What Defines a City?
Imagine that you had to rebuild your city or town. What elements would you need to add so that the resulting city felt like "your" city?
Change the design of the streetlights, the taxis, the street cement, the garbage bins, and the traffic signs, and your city is no longer the one you started with. But Toronto would still be Toronto without the CN Tower. Some might say no; but New York City is still New York City without the Twin Towers.
A town is defined by its daily elements, not by its tourist attractions.
Residents and visitors interact with the mundane elements of a city far more than they do with the "features". The landmarks bring in tourist income, sure. Some attractions are even useful to a city's residents, like an art or history museum. But pleasant streets, lights, garbage bins, signs, and services do more for a city than an attraction can.
My eye always finds the mundane elements of a city when I travel. Who designed them? Why? Do they work? They're what makes the city.
What Defines a Company?
Following this line of thinking, your company is a city that attracts visitors and inhabitants. Too often the focus of a company is on special attractions: special discounts, special offers. Perhaps at least as much time should be spent focusing on the mundane: Does the mail get to the customer? Are the products easy and reliable? Is the customer service helpful?

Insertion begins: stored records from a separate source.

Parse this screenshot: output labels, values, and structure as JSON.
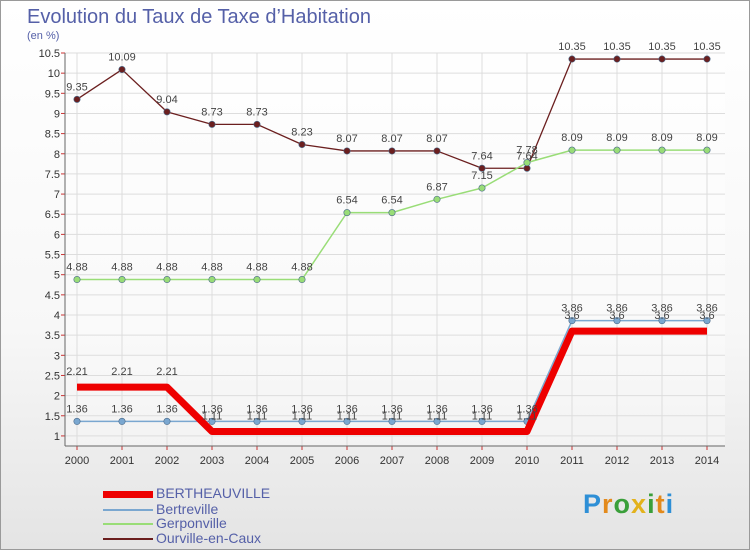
{
  "title": "Evolution du Taux de Taxe d’Habitation",
  "subtitle": "(en %)",
  "logo": "Proxiti",
  "colors": {
    "title": "#5560a8",
    "grid": "#dddddd",
    "axis": "#666666",
    "axis_tick": "#cc3333"
  },
  "chart_data": {
    "type": "line",
    "x": [
      "2000",
      "2001",
      "2002",
      "2003",
      "2004",
      "2005",
      "2006",
      "2007",
      "2008",
      "2009",
      "2010",
      "2011",
      "2012",
      "2013",
      "2014"
    ],
    "ylim": [
      0.75,
      10.5
    ],
    "yticks": [
      "1",
      "1.5",
      "2",
      "2.5",
      "3",
      "3.5",
      "4",
      "4.5",
      "5",
      "5.5",
      "6",
      "6.5",
      "7",
      "7.5",
      "8",
      "8.5",
      "9",
      "9.5",
      "10",
      "10.5"
    ],
    "grid": true,
    "legend_position": "bottom-left",
    "series": [
      {
        "name": "Ourville-en-Caux",
        "color": "#6b1f1f",
        "width": 1.3,
        "values": [
          9.35,
          10.09,
          9.04,
          8.73,
          8.73,
          8.23,
          8.07,
          8.07,
          8.07,
          7.64,
          7.64,
          10.35,
          10.35,
          10.35,
          10.35
        ],
        "labels": [
          "9.35",
          "10.09",
          "9.04",
          "8.73",
          "8.73",
          "8.23",
          "8.07",
          "8.07",
          "8.07",
          "7.64",
          "7.64",
          "10.35",
          "10.35",
          "10.35",
          "10.35"
        ]
      },
      {
        "name": "Gerponville",
        "color": "#99dd77",
        "width": 1.5,
        "values": [
          4.88,
          4.88,
          4.88,
          4.88,
          4.88,
          4.88,
          6.54,
          6.54,
          6.87,
          7.15,
          7.78,
          8.09,
          8.09,
          8.09,
          8.09
        ],
        "labels": [
          "4.88",
          "4.88",
          "4.88",
          "4.88",
          "4.88",
          "4.88",
          "6.54",
          "6.54",
          "6.87",
          "7.15",
          "7.78",
          "8.09",
          "8.09",
          "8.09",
          "8.09"
        ]
      },
      {
        "name": "Bertreville",
        "color": "#7aa7d0",
        "width": 1.5,
        "values": [
          1.36,
          1.36,
          1.36,
          1.36,
          1.36,
          1.36,
          1.36,
          1.36,
          1.36,
          1.36,
          1.36,
          3.86,
          3.86,
          3.86,
          3.86
        ],
        "labels": [
          "1.36",
          "1.36",
          "1.36",
          "1.36",
          "1.36",
          "1.36",
          "1.36",
          "1.36",
          "1.36",
          "1.36",
          "1.36",
          "3.86",
          "3.86",
          "3.86",
          "3.86"
        ]
      },
      {
        "name": "BERTHEAUVILLE",
        "color": "#ee0000",
        "width": 7,
        "values": [
          2.21,
          2.21,
          2.21,
          1.11,
          1.11,
          1.11,
          1.11,
          1.11,
          1.11,
          1.11,
          1.11,
          3.6,
          3.6,
          3.6,
          3.6
        ],
        "labels": [
          "2.21",
          "2.21",
          "2.21",
          "1.11",
          "1.11",
          "1.11",
          "1.11",
          "1.11",
          "1.11",
          "1.11",
          "1.11",
          "3.6",
          "3.6",
          "3.6",
          "3.6"
        ]
      }
    ]
  }
}
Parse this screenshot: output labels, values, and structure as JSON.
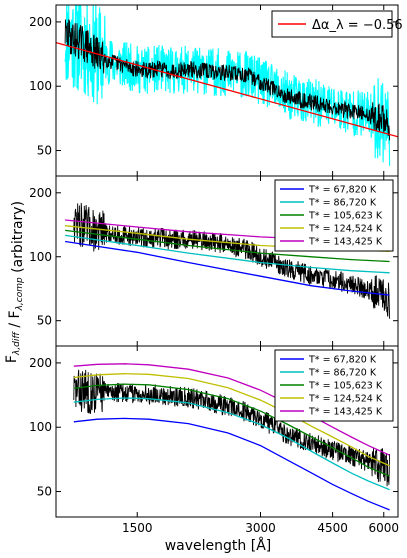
{
  "figure": {
    "ylabel": "F$_{\\lambda,diff}$ / F$_{\\lambda,comp}$ (arbitrary)",
    "xlabel": "wavelength [Å]"
  },
  "chart_data": [
    {
      "type": "line",
      "xscale": "log",
      "yscale": "log",
      "xlim": [
        950,
        6500
      ],
      "ylim": [
        38,
        240
      ],
      "xticks": [
        {
          "v": 1500,
          "label": "1500"
        },
        {
          "v": 3000,
          "label": "3000"
        },
        {
          "v": 4500,
          "label": "4500"
        },
        {
          "v": 6000,
          "label": "6000"
        }
      ],
      "yticks": [
        {
          "v": 50,
          "label": "50"
        },
        {
          "v": 100,
          "label": "100"
        },
        {
          "v": 200,
          "label": "200"
        }
      ],
      "show_xticklabels": false,
      "legend": {
        "placement": "top-right",
        "style": "large",
        "entries": [
          {
            "label": "Δα_λ = −0.56",
            "color": "#ff0000"
          }
        ]
      },
      "noisy": [
        {
          "role": "error",
          "color": "#00ffff",
          "base": [
            [
              1000,
              175
            ],
            [
              1100,
              160
            ],
            [
              1200,
              140
            ],
            [
              1300,
              130
            ],
            [
              1400,
              125
            ],
            [
              1500,
              120
            ],
            [
              1600,
              118
            ],
            [
              1700,
              121
            ],
            [
              1800,
              118
            ],
            [
              1900,
              119
            ],
            [
              2000,
              120
            ],
            [
              2200,
              118
            ],
            [
              2400,
              116
            ],
            [
              2600,
              115
            ],
            [
              2800,
              112
            ],
            [
              3000,
              105
            ],
            [
              3200,
              98
            ],
            [
              3500,
              90
            ],
            [
              4000,
              84
            ],
            [
              4500,
              80
            ],
            [
              5000,
              76
            ],
            [
              5500,
              73
            ],
            [
              6000,
              70
            ],
            [
              6200,
              65
            ]
          ],
          "amp": 0.26,
          "seed": 11
        },
        {
          "role": "spectrum",
          "color": "#000000",
          "base": [
            [
              1000,
              175
            ],
            [
              1100,
              160
            ],
            [
              1200,
              140
            ],
            [
              1300,
              130
            ],
            [
              1400,
              125
            ],
            [
              1500,
              120
            ],
            [
              1600,
              118
            ],
            [
              1700,
              121
            ],
            [
              1800,
              118
            ],
            [
              1900,
              119
            ],
            [
              2000,
              120
            ],
            [
              2200,
              118
            ],
            [
              2400,
              116
            ],
            [
              2600,
              115
            ],
            [
              2800,
              112
            ],
            [
              3000,
              105
            ],
            [
              3200,
              98
            ],
            [
              3500,
              90
            ],
            [
              4000,
              84
            ],
            [
              4500,
              80
            ],
            [
              5000,
              76
            ],
            [
              5500,
              73
            ],
            [
              6000,
              70
            ],
            [
              6200,
              65
            ]
          ],
          "amp": 0.09,
          "seed": 29
        }
      ],
      "series": [
        {
          "name": "Δα_λ = −0.56",
          "color": "#ff0000",
          "x": [
            950,
            6500
          ],
          "y": [
            160,
            58
          ]
        }
      ]
    },
    {
      "type": "line",
      "xscale": "log",
      "yscale": "log",
      "xlim": [
        950,
        6500
      ],
      "ylim": [
        38,
        240
      ],
      "xticks": [
        {
          "v": 1500,
          "label": "1500"
        },
        {
          "v": 3000,
          "label": "3000"
        },
        {
          "v": 4500,
          "label": "4500"
        },
        {
          "v": 6000,
          "label": "6000"
        }
      ],
      "yticks": [
        {
          "v": 50,
          "label": "50"
        },
        {
          "v": 100,
          "label": "100"
        },
        {
          "v": 200,
          "label": "200"
        }
      ],
      "show_xticklabels": false,
      "legend": {
        "placement": "top-right",
        "style": "small",
        "entries": [
          {
            "label": "T* = 67,820 K",
            "color": "#0000ff"
          },
          {
            "label": "T* = 86,720 K",
            "color": "#00bfbf"
          },
          {
            "label": "T* = 105,623 K",
            "color": "#008000"
          },
          {
            "label": "T* = 124,524 K",
            "color": "#bfbf00"
          },
          {
            "label": "T* = 143,425 K",
            "color": "#bf00bf"
          }
        ]
      },
      "noisy": [
        {
          "role": "spectrum",
          "color": "#000000",
          "base": [
            [
              1050,
              150
            ],
            [
              1100,
              140
            ],
            [
              1200,
              132
            ],
            [
              1300,
              128
            ],
            [
              1400,
              126
            ],
            [
              1500,
              124
            ],
            [
              1600,
              122
            ],
            [
              1700,
              124
            ],
            [
              1800,
              120
            ],
            [
              1900,
              121
            ],
            [
              2000,
              122
            ],
            [
              2200,
              119
            ],
            [
              2400,
              116
            ],
            [
              2600,
              112
            ],
            [
              2800,
              108
            ],
            [
              3000,
              100
            ],
            [
              3200,
              95
            ],
            [
              3500,
              88
            ],
            [
              4000,
              82
            ],
            [
              4500,
              78
            ],
            [
              5000,
              74
            ],
            [
              5500,
              70
            ],
            [
              6000,
              66
            ],
            [
              6200,
              62
            ]
          ],
          "amp": 0.11,
          "seed": 47
        }
      ],
      "series": [
        {
          "name": "T* = 67,820 K",
          "color": "#0000ff",
          "x": [
            1000,
            1500,
            2000,
            3000,
            4000,
            5000,
            6200
          ],
          "y": [
            118,
            105,
            94,
            81,
            73,
            69,
            66
          ]
        },
        {
          "name": "T* = 86,720 K",
          "color": "#00bfbf",
          "x": [
            1000,
            1500,
            2000,
            3000,
            4000,
            5000,
            6200
          ],
          "y": [
            126,
            113,
            104,
            94,
            89,
            86,
            84
          ]
        },
        {
          "name": "T* = 105,623 K",
          "color": "#008000",
          "x": [
            1000,
            1500,
            2000,
            3000,
            4000,
            5000,
            6200
          ],
          "y": [
            133,
            121,
            113,
            104,
            100,
            97,
            95
          ]
        },
        {
          "name": "T* = 124,524 K",
          "color": "#bfbf00",
          "x": [
            1000,
            1500,
            2000,
            3000,
            4000,
            5000,
            6200
          ],
          "y": [
            140,
            129,
            121,
            113,
            110,
            108,
            106
          ]
        },
        {
          "name": "T* = 143,425 K",
          "color": "#bf00bf",
          "x": [
            1000,
            1500,
            2000,
            3000,
            4000,
            5000,
            6200
          ],
          "y": [
            149,
            138,
            131,
            124,
            121,
            119,
            118
          ]
        }
      ]
    },
    {
      "type": "line",
      "xscale": "log",
      "yscale": "log",
      "xlim": [
        950,
        6500
      ],
      "ylim": [
        38,
        240
      ],
      "xticks": [
        {
          "v": 1500,
          "label": "1500"
        },
        {
          "v": 3000,
          "label": "3000"
        },
        {
          "v": 4500,
          "label": "4500"
        },
        {
          "v": 6000,
          "label": "6000"
        }
      ],
      "yticks": [
        {
          "v": 50,
          "label": "50"
        },
        {
          "v": 100,
          "label": "100"
        },
        {
          "v": 200,
          "label": "200"
        }
      ],
      "show_xticklabels": true,
      "legend": {
        "placement": "top-right",
        "style": "small",
        "entries": [
          {
            "label": "T* = 67,820 K",
            "color": "#0000ff"
          },
          {
            "label": "T* = 86,720 K",
            "color": "#00bfbf"
          },
          {
            "label": "T* = 105,623 K",
            "color": "#008000"
          },
          {
            "label": "T* = 124,524 K",
            "color": "#bfbf00"
          },
          {
            "label": "T* = 143,425 K",
            "color": "#bf00bf"
          }
        ]
      },
      "noisy": [
        {
          "role": "spectrum",
          "color": "#000000",
          "base": [
            [
              1050,
              150
            ],
            [
              1100,
              148
            ],
            [
              1200,
              146
            ],
            [
              1300,
              146
            ],
            [
              1400,
              145
            ],
            [
              1500,
              144
            ],
            [
              1600,
              142
            ],
            [
              1700,
              143
            ],
            [
              1800,
              140
            ],
            [
              1900,
              139
            ],
            [
              2000,
              138
            ],
            [
              2200,
              133
            ],
            [
              2400,
              128
            ],
            [
              2600,
              122
            ],
            [
              2800,
              117
            ],
            [
              3000,
              110
            ],
            [
              3200,
              102
            ],
            [
              3500,
              92
            ],
            [
              4000,
              84
            ],
            [
              4500,
              78
            ],
            [
              5000,
              73
            ],
            [
              5500,
              69
            ],
            [
              6000,
              66
            ],
            [
              6200,
              62
            ]
          ],
          "amp": 0.11,
          "seed": 83
        }
      ],
      "series": [
        {
          "name": "T* = 67,820 K",
          "color": "#0000ff",
          "x": [
            1050,
            1200,
            1400,
            1600,
            2000,
            2500,
            3000,
            3500,
            4000,
            4500,
            5000,
            5500,
            6200
          ],
          "y": [
            106,
            109,
            110,
            109,
            104,
            94,
            82,
            70,
            61,
            54,
            49,
            45,
            41
          ]
        },
        {
          "name": "T* = 86,720 K",
          "color": "#00bfbf",
          "x": [
            1050,
            1200,
            1400,
            1600,
            2000,
            2500,
            3000,
            3500,
            4000,
            4500,
            5000,
            5500,
            6200
          ],
          "y": [
            131,
            135,
            137,
            136,
            130,
            117,
            103,
            89,
            77,
            68,
            61,
            56,
            51
          ]
        },
        {
          "name": "T* = 105,623 K",
          "color": "#008000",
          "x": [
            1050,
            1200,
            1400,
            1600,
            2000,
            2500,
            3000,
            3500,
            4000,
            4500,
            5000,
            5500,
            6200
          ],
          "y": [
            152,
            157,
            159,
            158,
            150,
            136,
            119,
            103,
            90,
            80,
            72,
            65,
            59
          ]
        },
        {
          "name": "T* = 124,524 K",
          "color": "#bfbf00",
          "x": [
            1050,
            1200,
            1400,
            1600,
            2000,
            2500,
            3000,
            3500,
            4000,
            4500,
            5000,
            5500,
            6200
          ],
          "y": [
            171,
            176,
            178,
            177,
            169,
            153,
            134,
            116,
            101,
            90,
            81,
            73,
            66
          ]
        },
        {
          "name": "T* = 143,425 K",
          "color": "#bf00bf",
          "x": [
            1050,
            1200,
            1400,
            1600,
            2000,
            2500,
            3000,
            3500,
            4000,
            4500,
            5000,
            5500,
            6200
          ],
          "y": [
            193,
            197,
            198,
            196,
            187,
            170,
            149,
            129,
            113,
            100,
            90,
            82,
            74
          ]
        }
      ]
    }
  ]
}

Both special attractions and basic services bring in money; but some money is just passing through looking for the next best attraction. Better money wants to live there and keep on giving.
What Defines a Game?
The same can be said for game design. The special attraction might be the big boss, the mousetrap, or the funny card. But these don't make for replayable games. You've seen it, you laughed, what's next?
If you want your players coming back, put effort into making the mundane elements of your game enjoyable: the moving, the turns, the decisions. Enjoyable mechanics provide constant challenge and fun every time they're played.